Verfasser: Stephan Jansen, Geschäftsführender Gesellschafter der M&A- und PMI-Beratung, Beyond the Deal Deutschland, Frankfurt

Welchen Wert hat das Unternehmen? Welcher Preis ist hierfür angemessen? Beim Beantworten dieser Fragen sind die Verkäufer und potenziellen Käufer von Unternehmen oft unsicher – denn der Wert und Preis werden auch vom aktuellen Marktumfeld beeinflusst.

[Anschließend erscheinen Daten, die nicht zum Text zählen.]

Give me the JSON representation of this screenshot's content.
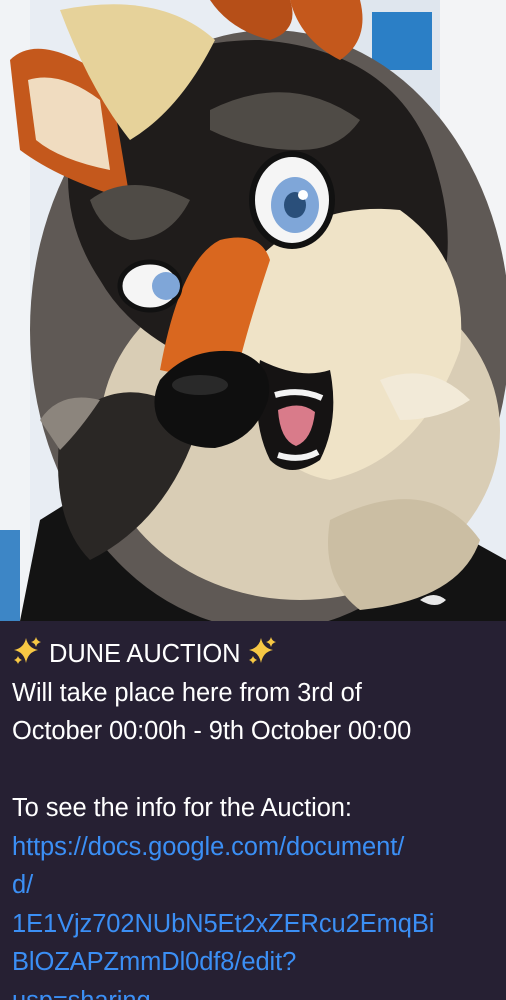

Das Ermitteln des Unternehmenswerts ist das Herzstück jeder Transaktion von Unternehmen – obwohl es den einen korrekten Unternehmenswert nicht gibt. Denn wie hoch der Wert eines Unternehmens ist, hängt stets ab von den Ansichten des Verkäufers und den Erwartungen der potenziellen Käufer. Und diese werden auch vom aktuellen Marktumfeld geprägt. Letztendlich gilt bei einem Verkaufsprozess: Ein Unternehmen ist so viel wert, wie ein unabhängiger Dritter dafür bereit ist zu bezahlen.

Die Kunst ist also, den unabhängigen Dritten zu finden, der einen Spitzen-Preis bezahlen will und kann – zum Beispiel, weil er mit dem Kauf große Synergien erzielt oder eine strategische Lücke schließt.

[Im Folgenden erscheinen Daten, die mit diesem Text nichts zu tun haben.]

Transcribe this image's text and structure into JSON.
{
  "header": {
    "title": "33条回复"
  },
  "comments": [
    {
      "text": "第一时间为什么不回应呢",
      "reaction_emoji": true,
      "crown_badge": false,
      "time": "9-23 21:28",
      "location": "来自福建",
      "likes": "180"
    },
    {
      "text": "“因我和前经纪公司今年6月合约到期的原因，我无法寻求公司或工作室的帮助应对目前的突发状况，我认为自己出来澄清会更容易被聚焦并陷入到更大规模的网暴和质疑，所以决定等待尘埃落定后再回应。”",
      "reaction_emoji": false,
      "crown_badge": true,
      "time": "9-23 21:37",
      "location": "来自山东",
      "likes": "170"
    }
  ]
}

Die unterschiedlichen Bewertungsverfahren

Bei den Verfahren zum Bewerten von Unternehmen wird zwischen Vergleichswert-, Einzelwert- und Gesamtwert-Verfahren unterschieden.

Bewertungsverfahren für Unternehmen (Quelle: Beyond The Deal, Frankfurt)

Vergleichswert-Verfahren: Wertschätzung mit Multiples

Einfach und schnell kann man den Wert eines Unternehmens mittels „Multiples“ schätzen. Diese Methode ist jedoch sehr fehleranfällig, denn sie arbeitet mit Mittelwerten. Die Frage, ob der Wert eines Unternehmens dem Durchschnittswert der in einer Stichprobe erhobenen Vergleichsunternehmen entspricht, bleibt hierbei offen. Dennoch geben Multiple-Verfahren eine gute erste Indikation über den ungefähren Wert.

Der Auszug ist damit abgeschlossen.